Comparing Apache Storm and Apache Spark’s Streaming, turns out to be a bit challenging. One is a true stream processing engine that can do micro-batching, the other is a batch processing engine which micro-batches, but cannot perform streaming in the strictest sense. Furthermore, the comparison between streaming and batching isn’t exactly subtle, these are fundamentally different computing ideas.

Batch Processing

  • Batch processing is the familiar concept of processing data en masse. The batch size could be small or very large. This is the processing model of the core Spark library.
  • Batch processing excels at processing large amounts of stable, existing data.

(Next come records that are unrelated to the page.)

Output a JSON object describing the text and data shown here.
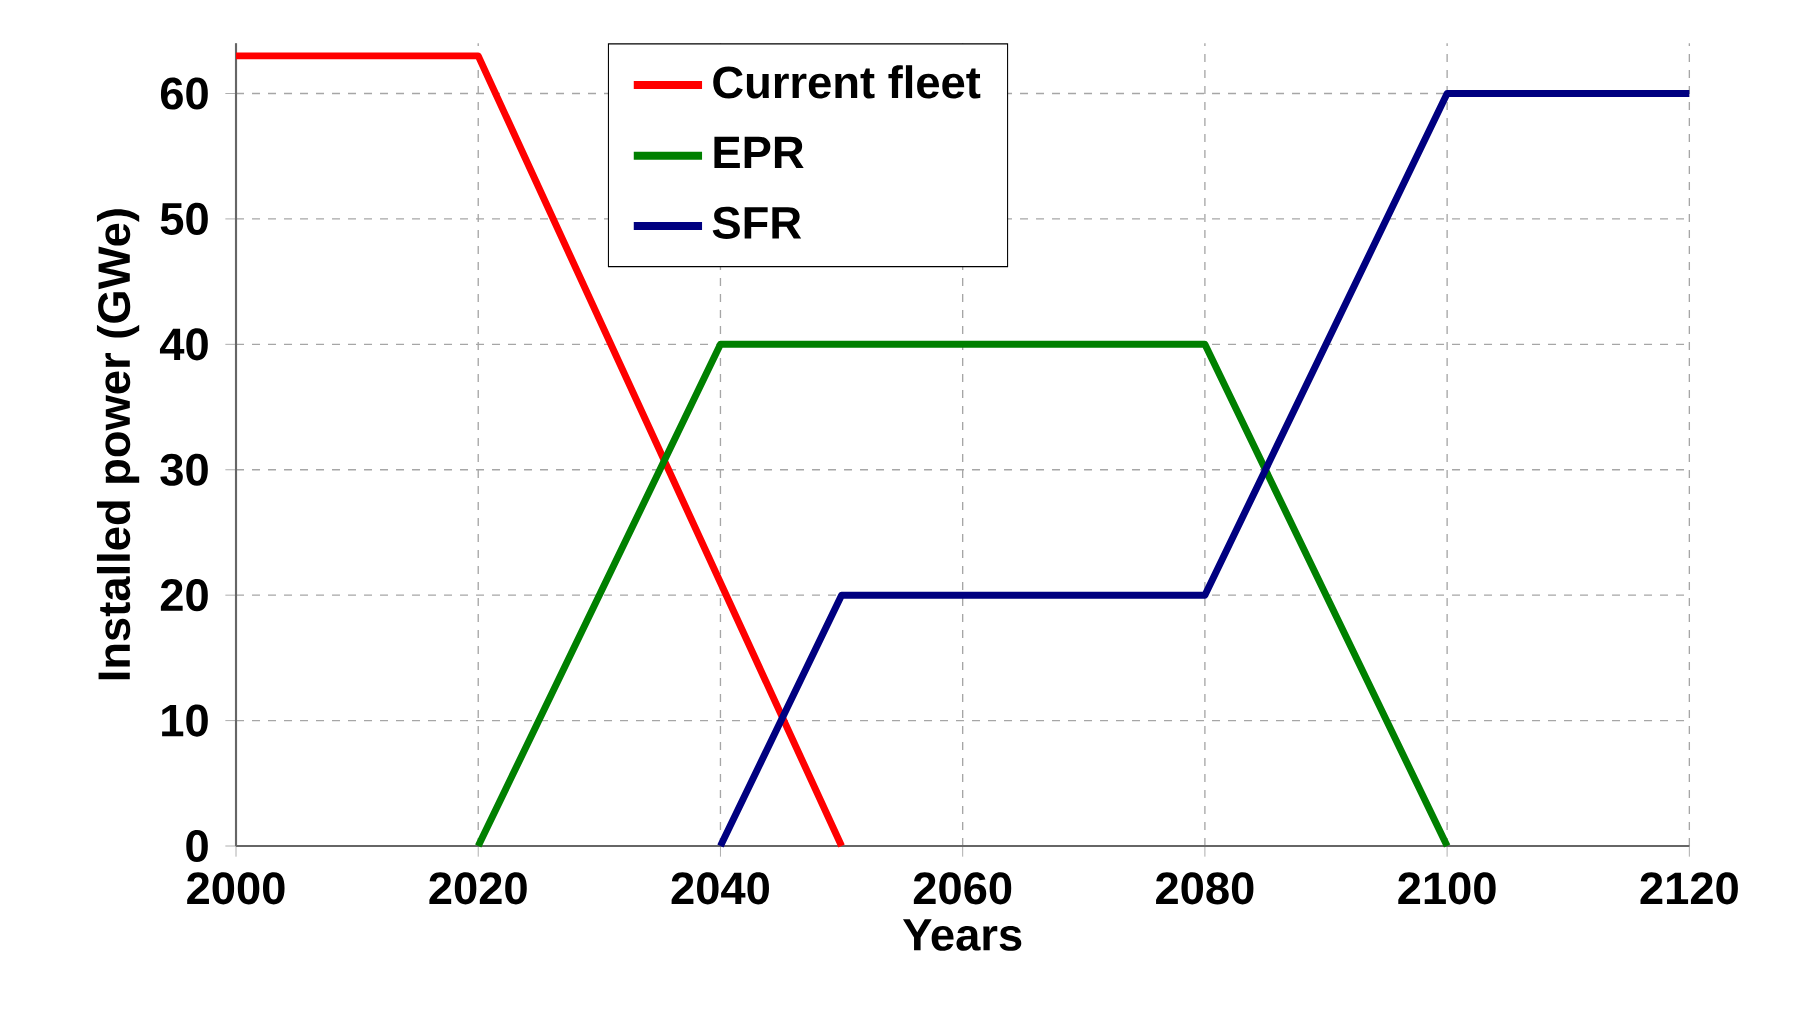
{
  "chart_data": {
    "type": "line",
    "xlabel": "Years",
    "ylabel": "Installed power (GWe)",
    "xlim": [
      2000,
      2120
    ],
    "ylim": [
      0,
      64
    ],
    "xticks": [
      2000,
      2020,
      2040,
      2060,
      2080,
      2100,
      2120
    ],
    "yticks": [
      0,
      10,
      20,
      30,
      40,
      50,
      60
    ],
    "grid": true,
    "legend": "top",
    "marker": "none",
    "line_style": "solid",
    "series": [
      {
        "name": "Current fleet",
        "color": "#ff0000",
        "x": [
          2000,
          2020,
          2050
        ],
        "values": [
          63,
          63,
          0
        ]
      },
      {
        "name": "EPR",
        "color": "#008000",
        "x": [
          2020,
          2040,
          2080,
          2100
        ],
        "values": [
          0,
          40,
          40,
          0
        ]
      },
      {
        "name": "SFR",
        "color": "#000080",
        "x": [
          2040,
          2050,
          2080,
          2100,
          2120
        ],
        "values": [
          0,
          20,
          20,
          60,
          60
        ]
      }
    ]
  }
}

However, it generally incurs a high-latency and is completely unsuitable for incoming data.

Event-Stream Processing

  • Stream processing is a one-at-a-time processing model; a datum is processed as it arrives. The core Storm library follows this processing model.
  • Stream processing excels at computing transformations as data are ingested with sub-second latencies. However, with stream processing, it is incredibly difficult to process stable data efficiently.

Micro-Batching

  • Micro-batching is a special case of batch processing where the batch size is orders smaller. Spark Streaming operates in this manner as does the Storm Trident API.
  • Micro-batching seems to be a nice mix between batching and streaming. However, micro-batching incurs a cost of latency. If sub-second latency is paramount, micro-batching will typically not suffice. On the other hand, micro-batching trivially gives stateful computation, making windowing an easy task.